Here, the landscapes change: the tides shape the coastline, leaving behind vast wetlands that are a paradise for birds. And for tourists! Indeed, mudwalking has become a real attraction in this part of the country. Much like during low tide at Mont Saint-Michel, it involves walking on wet sand and mud once the sea has receded, a refreshing walk that's perfect for discovering shells and crustaceans. It’s even said to be possible to cross a whole section of the Wadden Sea on foot to reach one of the five Dutch islands in the region: Texel, Vlieland, Terschelling, Ameland, or Schiermonnikoog. For my part, I was content to walk alone and barefoot in the middle of these marshy expanses, breathing in the deep scent of salt and enjoying the silence of the surroundings, broken only by the cries of birds, which became my main audience.

On the coast, besides the traditional seagulls, you can spot many eider ducks, recognizable by their black and white tones, as well as long barnacle geese strutting through the sand. Flocks of birds sometimes seem to dance on the horizon, welcoming the sunrise or bidding farewell to the setting sun. During migration periods in the fall and spring, the bird population climbs to reach 12 million individuals! Many birds turn the wet sand of the Wadden coast into a gigantic nursery: they take advantage of the nooks and crannies to let their eggs hatch and their chicks learn to fly. Here, the marshes are teeming with insects and mollusks of all kinds: food is right at beak's reach! The very specific ecosystem of these wetlands has made the Wadden Sea a UNESCO Biosphere Reserve since 1990. In some parts, you can even spot seals!

The North Sea islands

Beyond the peculiarities of its flora and fauna, the coast is punctuated by small, picturesque medieval villages like Holwerd, which is also the ferry departure point for the small island of Ameland. It’s lovely to wander through the typical cobblestone alleys lined with small brick houses, each hiding little decorative treasures behind their windows.

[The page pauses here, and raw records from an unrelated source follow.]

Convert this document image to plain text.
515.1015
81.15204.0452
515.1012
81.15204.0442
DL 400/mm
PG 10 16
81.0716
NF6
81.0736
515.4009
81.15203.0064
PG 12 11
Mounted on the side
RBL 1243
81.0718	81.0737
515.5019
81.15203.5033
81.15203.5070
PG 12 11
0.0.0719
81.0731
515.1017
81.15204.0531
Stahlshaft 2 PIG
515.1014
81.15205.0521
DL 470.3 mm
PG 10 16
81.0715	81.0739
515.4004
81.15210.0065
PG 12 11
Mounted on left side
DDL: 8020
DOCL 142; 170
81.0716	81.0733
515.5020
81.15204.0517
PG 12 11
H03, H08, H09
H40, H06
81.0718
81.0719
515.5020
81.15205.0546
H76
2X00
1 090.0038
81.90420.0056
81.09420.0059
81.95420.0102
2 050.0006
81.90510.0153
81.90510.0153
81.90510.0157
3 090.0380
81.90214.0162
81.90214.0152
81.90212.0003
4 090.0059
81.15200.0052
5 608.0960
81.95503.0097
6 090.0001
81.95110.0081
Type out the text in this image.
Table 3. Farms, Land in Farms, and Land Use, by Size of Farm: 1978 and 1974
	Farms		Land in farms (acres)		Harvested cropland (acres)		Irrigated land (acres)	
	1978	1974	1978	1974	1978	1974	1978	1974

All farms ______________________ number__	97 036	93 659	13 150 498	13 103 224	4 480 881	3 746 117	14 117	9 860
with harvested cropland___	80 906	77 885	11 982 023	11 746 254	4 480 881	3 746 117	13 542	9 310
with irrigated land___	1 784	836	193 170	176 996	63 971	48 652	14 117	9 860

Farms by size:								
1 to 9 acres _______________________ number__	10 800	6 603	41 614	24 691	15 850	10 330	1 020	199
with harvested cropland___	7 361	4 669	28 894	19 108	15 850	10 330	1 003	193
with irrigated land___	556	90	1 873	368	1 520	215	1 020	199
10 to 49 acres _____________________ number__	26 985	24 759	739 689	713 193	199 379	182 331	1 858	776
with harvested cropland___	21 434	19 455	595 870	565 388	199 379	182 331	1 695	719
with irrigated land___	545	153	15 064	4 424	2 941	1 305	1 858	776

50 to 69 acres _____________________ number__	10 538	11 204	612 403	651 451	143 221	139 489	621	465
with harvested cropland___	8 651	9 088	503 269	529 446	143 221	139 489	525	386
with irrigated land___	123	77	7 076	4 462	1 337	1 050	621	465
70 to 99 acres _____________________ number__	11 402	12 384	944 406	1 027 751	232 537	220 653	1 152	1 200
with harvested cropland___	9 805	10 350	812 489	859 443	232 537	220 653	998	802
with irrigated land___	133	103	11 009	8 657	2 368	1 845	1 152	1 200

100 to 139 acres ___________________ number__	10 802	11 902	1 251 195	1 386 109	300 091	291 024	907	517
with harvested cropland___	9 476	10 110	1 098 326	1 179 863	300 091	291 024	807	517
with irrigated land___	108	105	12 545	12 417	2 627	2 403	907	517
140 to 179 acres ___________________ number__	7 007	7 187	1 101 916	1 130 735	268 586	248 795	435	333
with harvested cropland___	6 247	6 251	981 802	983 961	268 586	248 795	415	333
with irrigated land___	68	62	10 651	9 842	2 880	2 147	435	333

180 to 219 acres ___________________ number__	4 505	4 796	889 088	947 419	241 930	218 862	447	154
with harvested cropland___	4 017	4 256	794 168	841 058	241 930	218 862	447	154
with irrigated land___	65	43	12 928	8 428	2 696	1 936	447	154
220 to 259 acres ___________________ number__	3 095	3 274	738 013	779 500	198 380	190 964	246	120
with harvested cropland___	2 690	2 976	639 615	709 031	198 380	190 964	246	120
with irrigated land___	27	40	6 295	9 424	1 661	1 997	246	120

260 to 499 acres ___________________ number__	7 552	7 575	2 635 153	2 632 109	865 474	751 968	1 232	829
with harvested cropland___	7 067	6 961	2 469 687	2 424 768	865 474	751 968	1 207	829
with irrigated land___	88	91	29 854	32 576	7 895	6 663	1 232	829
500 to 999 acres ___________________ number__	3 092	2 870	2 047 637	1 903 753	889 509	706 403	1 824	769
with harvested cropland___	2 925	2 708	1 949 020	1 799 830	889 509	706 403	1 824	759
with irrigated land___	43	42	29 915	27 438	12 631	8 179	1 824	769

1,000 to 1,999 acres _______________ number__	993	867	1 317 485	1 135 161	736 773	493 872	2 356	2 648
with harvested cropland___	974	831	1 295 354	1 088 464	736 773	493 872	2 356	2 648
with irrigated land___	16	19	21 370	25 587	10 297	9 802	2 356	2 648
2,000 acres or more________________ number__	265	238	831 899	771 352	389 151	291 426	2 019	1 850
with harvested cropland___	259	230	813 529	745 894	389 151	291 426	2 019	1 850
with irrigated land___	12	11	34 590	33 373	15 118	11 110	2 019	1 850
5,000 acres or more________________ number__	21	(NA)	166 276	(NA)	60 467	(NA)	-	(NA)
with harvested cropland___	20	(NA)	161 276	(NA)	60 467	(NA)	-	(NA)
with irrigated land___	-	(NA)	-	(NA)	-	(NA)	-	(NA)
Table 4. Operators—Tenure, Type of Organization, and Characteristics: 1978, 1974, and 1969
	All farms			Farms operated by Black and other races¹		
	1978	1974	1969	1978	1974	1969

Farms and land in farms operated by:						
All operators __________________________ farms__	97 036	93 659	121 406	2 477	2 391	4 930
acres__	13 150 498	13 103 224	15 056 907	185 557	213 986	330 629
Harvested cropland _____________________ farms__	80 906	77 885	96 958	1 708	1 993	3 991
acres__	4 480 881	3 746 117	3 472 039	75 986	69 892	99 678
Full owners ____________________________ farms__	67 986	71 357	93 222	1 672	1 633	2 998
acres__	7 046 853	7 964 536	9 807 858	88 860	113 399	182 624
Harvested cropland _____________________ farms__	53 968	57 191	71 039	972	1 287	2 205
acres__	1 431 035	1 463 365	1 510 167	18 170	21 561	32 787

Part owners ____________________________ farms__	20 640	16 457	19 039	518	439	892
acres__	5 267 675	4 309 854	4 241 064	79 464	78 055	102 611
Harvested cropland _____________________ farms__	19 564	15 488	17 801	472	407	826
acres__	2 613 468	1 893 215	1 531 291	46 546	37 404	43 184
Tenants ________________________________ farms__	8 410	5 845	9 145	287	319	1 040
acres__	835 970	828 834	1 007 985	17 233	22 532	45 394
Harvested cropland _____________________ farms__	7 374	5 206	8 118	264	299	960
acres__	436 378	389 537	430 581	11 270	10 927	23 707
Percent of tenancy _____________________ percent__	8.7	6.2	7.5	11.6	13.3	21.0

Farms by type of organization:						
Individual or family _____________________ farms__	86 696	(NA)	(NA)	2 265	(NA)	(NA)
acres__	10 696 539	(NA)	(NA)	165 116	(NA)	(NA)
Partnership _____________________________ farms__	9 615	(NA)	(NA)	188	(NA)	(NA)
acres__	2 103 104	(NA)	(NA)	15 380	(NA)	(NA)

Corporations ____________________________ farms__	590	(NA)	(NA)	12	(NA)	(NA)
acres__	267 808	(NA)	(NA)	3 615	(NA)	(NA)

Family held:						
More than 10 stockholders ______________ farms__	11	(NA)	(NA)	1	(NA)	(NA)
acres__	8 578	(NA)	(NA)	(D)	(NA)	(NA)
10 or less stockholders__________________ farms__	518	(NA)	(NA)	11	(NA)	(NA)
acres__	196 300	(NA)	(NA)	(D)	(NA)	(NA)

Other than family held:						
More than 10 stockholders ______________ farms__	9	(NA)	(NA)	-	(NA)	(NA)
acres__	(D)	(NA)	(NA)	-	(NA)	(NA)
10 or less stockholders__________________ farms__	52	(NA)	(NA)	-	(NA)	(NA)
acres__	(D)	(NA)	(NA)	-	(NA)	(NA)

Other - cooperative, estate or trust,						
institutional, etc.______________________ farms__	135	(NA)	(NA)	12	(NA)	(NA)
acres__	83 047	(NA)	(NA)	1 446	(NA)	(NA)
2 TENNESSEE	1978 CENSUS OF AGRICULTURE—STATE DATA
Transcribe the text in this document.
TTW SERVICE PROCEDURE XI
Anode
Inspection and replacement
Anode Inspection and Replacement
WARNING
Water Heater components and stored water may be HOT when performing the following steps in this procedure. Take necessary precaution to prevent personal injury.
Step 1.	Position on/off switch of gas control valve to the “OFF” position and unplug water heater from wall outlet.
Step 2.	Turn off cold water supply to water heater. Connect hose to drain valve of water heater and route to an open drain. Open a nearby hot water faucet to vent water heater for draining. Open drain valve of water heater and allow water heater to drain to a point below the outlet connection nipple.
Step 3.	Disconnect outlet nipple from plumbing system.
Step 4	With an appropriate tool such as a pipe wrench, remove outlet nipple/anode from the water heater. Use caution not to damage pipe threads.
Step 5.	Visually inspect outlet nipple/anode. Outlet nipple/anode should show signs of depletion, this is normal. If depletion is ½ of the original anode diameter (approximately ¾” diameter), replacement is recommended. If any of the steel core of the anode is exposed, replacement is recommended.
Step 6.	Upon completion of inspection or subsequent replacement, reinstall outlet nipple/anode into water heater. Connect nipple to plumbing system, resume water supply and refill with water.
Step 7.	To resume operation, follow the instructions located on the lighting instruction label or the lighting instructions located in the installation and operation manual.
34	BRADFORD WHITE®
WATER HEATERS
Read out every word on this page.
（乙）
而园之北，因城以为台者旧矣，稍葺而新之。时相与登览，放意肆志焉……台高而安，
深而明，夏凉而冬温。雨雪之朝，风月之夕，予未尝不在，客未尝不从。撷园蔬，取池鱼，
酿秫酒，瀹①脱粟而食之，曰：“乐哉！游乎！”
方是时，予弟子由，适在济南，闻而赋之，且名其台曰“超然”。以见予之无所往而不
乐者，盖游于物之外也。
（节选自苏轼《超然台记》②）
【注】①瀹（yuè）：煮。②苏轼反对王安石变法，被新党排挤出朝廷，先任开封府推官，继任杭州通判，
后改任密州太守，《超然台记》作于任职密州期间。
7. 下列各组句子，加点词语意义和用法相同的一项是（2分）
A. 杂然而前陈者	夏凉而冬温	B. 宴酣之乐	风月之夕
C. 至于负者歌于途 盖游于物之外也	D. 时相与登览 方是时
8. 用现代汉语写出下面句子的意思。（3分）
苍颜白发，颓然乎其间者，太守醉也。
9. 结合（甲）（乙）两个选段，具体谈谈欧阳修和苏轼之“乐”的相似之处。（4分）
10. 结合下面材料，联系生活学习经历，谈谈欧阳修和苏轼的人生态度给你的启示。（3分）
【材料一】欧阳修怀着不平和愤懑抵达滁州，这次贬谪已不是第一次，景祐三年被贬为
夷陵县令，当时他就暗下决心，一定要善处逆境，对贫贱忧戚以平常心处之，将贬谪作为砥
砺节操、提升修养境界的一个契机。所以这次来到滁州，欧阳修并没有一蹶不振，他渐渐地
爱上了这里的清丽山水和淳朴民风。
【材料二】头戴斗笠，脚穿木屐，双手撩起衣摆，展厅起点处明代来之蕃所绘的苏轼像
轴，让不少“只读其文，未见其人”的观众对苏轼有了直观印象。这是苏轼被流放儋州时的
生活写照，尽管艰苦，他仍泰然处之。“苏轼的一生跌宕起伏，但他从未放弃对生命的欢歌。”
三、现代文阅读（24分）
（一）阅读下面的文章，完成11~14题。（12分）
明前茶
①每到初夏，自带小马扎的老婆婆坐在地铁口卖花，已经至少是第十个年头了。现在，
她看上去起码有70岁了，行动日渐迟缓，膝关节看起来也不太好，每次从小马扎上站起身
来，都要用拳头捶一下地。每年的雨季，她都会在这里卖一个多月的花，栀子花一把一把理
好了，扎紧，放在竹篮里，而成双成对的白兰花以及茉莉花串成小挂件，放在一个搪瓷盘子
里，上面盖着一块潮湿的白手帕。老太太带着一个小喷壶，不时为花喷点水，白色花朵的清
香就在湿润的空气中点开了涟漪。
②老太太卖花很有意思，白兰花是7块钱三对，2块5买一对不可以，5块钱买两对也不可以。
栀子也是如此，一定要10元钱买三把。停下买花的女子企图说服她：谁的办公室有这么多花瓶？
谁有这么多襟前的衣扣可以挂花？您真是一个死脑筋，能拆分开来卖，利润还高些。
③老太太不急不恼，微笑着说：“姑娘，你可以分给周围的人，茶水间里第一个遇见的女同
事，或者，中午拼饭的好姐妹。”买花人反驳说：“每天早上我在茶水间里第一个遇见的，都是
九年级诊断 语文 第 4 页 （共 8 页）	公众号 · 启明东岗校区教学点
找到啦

After a restful night, I left the village and took the ferry to Ameland. After a 45-minute boat ride, I arrived safely in one of the best-preserved landscapes of the Wadden Sea. Between the high dunes and the lovely grassy meadows, you’ll find villages more charming than the last. A tip if you visit the island: take a bike or rent one on-site so you can explore every corner, all the way to the island's main lighthouse, located on the west side in Hollum and dating back to 1880, a true journey through time!

The beautiful weather persisted in this month of July 2022, giving me the urge for one last saltwater swim before heading back to the Paris region. Unfortunately, between the dikes, marshes, and protected areas, and outside of the islands, there are few places to swim on the Wadden Sea coast! So, I ended up going to the pretty, colorful village of Zoutkamp to enjoy its authentic atmosphere.

After all, what could be better than a plate of grilled eel, a local specialty, to end the trip?